In one case we have seen responder initiating completely new
INFORMATIONAL exchange with private error code inside. I.e., this was
not a response, it was new request with new message id etc, and this
request was then retransmitted as RFC7296 specifies for several times,
before it timed out. This exchange was completely in clear as the IKE
SA was not yet finished.

In another case the responder again started new INFORMATIONAL
exchange, but in this the original responder sent encrypted delete
payload for the half open IKE SA, and this message was retransmitted
only once, i.e. only two packets were sent.

The original initiator receiving encrypted and MACed delete
notification for IKE SA it is trying to negotiate (lets say the
IKE_AUTH never reached the responder as they were so big that IP layer
fragmented them and then some network device dropped them) will know
that this is from the node it has talked to in IKE_SA_INIT, so there
is no reason not to act on that delete.

Both of those were using new exchanges, which means they were NOT
against the RFC7296, but especially the first one sending 20+ retries
for the private error notification message was causing amplification
factor. The second case is actually quite good compromize to recover
from cases where some extraordinary case might cause half open IKE SA
to be formed and not causing real amplification for attackers.

Anyways I think the first case is clearly a implementation misfeature,
and they should fix it. The second case is implementation feature,
which might be usable in certain environments. And they might have
rate limiters on it.

> In your example there is a clear configuration error, and I don't think
> we could do anything about this on RFC level.

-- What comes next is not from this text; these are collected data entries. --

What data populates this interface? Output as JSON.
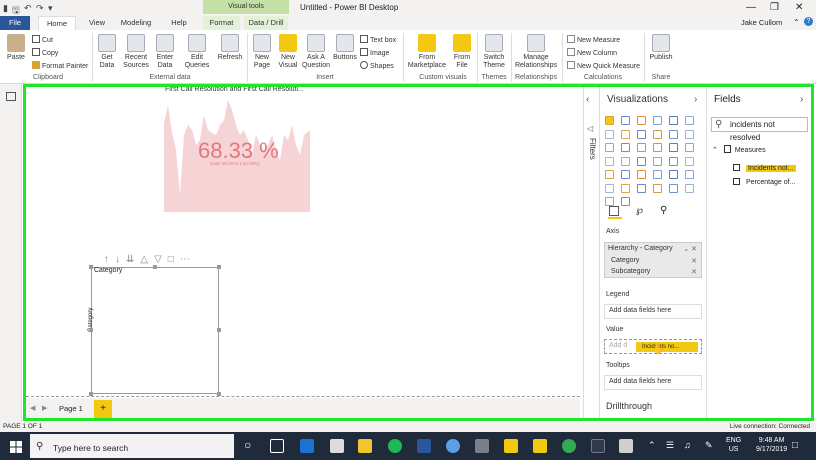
{
  "window": {
    "doc_title": "Untitled - Power BI Desktop",
    "context_tab_title": "Visual tools",
    "user": "Jake Cullom"
  },
  "tabs": [
    "File",
    "Home",
    "View",
    "Modeling",
    "Help",
    "Format",
    "Data / Drill"
  ],
  "ribbon": {
    "clipboard": {
      "paste": "Paste",
      "cut": "Cut",
      "copy": "Copy",
      "format_painter": "Format Painter",
      "group": "Clipboard"
    },
    "external_data": {
      "get_data": "Get Data",
      "recent_sources": "Recent Sources",
      "enter_data": "Enter Data",
      "edit_queries": "Edit Queries",
      "refresh": "Refresh",
      "group": "External data"
    },
    "insert": {
      "new_page": "New Page",
      "new_visual": "New Visual",
      "ask_question": "Ask A Question",
      "buttons": "Buttons",
      "text_box": "Text box",
      "image": "Image",
      "shapes": "Shapes",
      "group": "Insert"
    },
    "custom_visuals": {
      "from_marketplace": "From Marketplace",
      "from_file": "From File",
      "group": "Custom visuals"
    },
    "themes": {
      "switch_theme": "Switch Theme",
      "group": "Themes"
    },
    "relationships": {
      "manage": "Manage Relationships",
      "group": "Relationships"
    },
    "calculations": {
      "new_measure": "New Measure",
      "new_column": "New Column",
      "new_quick_measure": "New Quick Measure",
      "group": "Calculations"
    },
    "share": {
      "publish": "Publish",
      "group": "Share"
    }
  },
  "canvas": {
    "chart_title": "First Call Resolution and First Call Resoluti...",
    "kpi_value": "68.33 %",
    "kpi_goal": "Goal: 90.00 % (-24.09%)",
    "slicer_title": "Category",
    "slicer_axis_label": "Category"
  },
  "page_tabs": {
    "page1": "Page 1",
    "add": "+"
  },
  "filters_label": "Filters",
  "visualizations": {
    "title": "Visualizations",
    "axis_label": "Axis",
    "axis_fields": [
      "Hierarchy - Category",
      "Category",
      "Subcategory"
    ],
    "legend_label": "Legend",
    "legend_placeholder": "Add data fields here",
    "value_label": "Value",
    "value_placeholder": "Add d",
    "dragging_field": "Incidents no...",
    "tooltips_label": "Tooltips",
    "tooltips_placeholder": "Add data fields here",
    "drillthrough": "Drillthrough"
  },
  "fields": {
    "title": "Fields",
    "search_value": "incidents not resolved",
    "table": "Measures",
    "items": [
      "Incidents not...",
      "Percentage of..."
    ]
  },
  "status": {
    "page": "PAGE 1 OF 1",
    "connection": "Live connection: Connected"
  },
  "taskbar": {
    "search_placeholder": "Type here to search",
    "lang_top": "ENG",
    "lang_bottom": "US",
    "time": "9:48 AM",
    "date": "9/17/2019"
  }
}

Yes. We do not need to try to cover configuration errors and their
effect on DDoS.

> Could you please describe how you exhaust the pool of IP addresses?
> If you are authenticated user you'll receive the same IP address no matter
> how many times you ask for it (in general it depends on SGW implementation,
> I assume SGW links client ID with IP from poll).

I was about to point exactly that.

> If you use NULL auth, then it is a different story, but I think
> RFC 7619 describes the risks of using NULL auth.

Of course if you are giving address to NULL auth clients then the
situation might be different, but 10.0.0.0/8 network has quite a lot
of addresses you can give out, before you exhaust the pool.